J/Boats considers the 97E a dual-purpose offshore boat. Its sail area-to-displacement ratio is 19, which is in the cruiser range, but its displacement-to-length ratio of 204 is in the racer range. That means the boat is easily handled, but it can turn some speed on too. The original J/97 put up an impressive race record, and the 97E will stay in the 97 class, racing with its older sibling. 

The 97E’s new hull ports and cabin ports are designed to send more light into the interior, and lots of light belowdecks is certainly a trend in modern production boats, especially those of European design. The cabin port is a long triangular window at least twice the size of the original port, and the rectangular hull port is completely new. 
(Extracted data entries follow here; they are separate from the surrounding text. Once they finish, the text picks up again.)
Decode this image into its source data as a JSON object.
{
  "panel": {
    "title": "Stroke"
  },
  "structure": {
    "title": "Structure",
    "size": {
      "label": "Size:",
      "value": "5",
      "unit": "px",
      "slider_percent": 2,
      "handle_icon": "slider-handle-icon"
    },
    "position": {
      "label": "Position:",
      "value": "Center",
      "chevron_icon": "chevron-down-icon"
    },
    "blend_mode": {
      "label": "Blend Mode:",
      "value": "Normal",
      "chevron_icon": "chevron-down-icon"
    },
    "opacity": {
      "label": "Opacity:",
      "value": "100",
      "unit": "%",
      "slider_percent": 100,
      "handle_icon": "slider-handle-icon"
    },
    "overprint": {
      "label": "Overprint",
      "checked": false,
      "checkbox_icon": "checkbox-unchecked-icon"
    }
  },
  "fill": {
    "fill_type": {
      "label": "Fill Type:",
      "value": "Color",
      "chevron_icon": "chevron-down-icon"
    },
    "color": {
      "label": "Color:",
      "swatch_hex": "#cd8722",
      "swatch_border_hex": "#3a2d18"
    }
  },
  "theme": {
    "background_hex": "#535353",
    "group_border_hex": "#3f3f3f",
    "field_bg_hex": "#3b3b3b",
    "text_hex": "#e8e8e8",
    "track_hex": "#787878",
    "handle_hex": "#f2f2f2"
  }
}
Like all performance boats, the original 97 has a traveler, but the knee-high track across the cockpit makes for awkward foreaft movements, especially when cruising. J/Boats opened the cockpit of the 97E by lowering the midcockpit traveler down into the cockpit sole. 

With the traveler out of the way, cruisers can easily make their way aft to the transom, modified slightly from the original to accommodate the new cockpit, which is open for good access in and out of the water. 

That’s all the changes J/Boats made, just a recessed traveler, open transom and more light belowdecks. A wheel is an option, but with so few changes the boat can be raced alongside the original 97s, which are known for their 6-foot headroom, retractable bowsprit, roller-furling nonoverlapping jib and berths for six people. 

While the interior fits six, the space is better suited for a family or two couples. There is an enclosed head, V-berth and aft owner’s cabin. There is stowage belowdecks aft and storage for a propane tank under a cockpit seat. 

The rig is fractional with swept spreaders, and the mainsail is a traditional triangle so there are no worries about catching the roach on the backstay, which is split at the bottom. The standing rigging is Dyform wire and the halyards are Spectra. 

When the original J/97 was introduced in 2009, the unusually roomy 32-footer was hailed by the sailing media as a superb boat for club and IRC racing, and family cruising. A few modest tweaks to the design haven’t changed that, but now the cruisers can enjoy more sunlight belowdecks while the kids swim off the stern.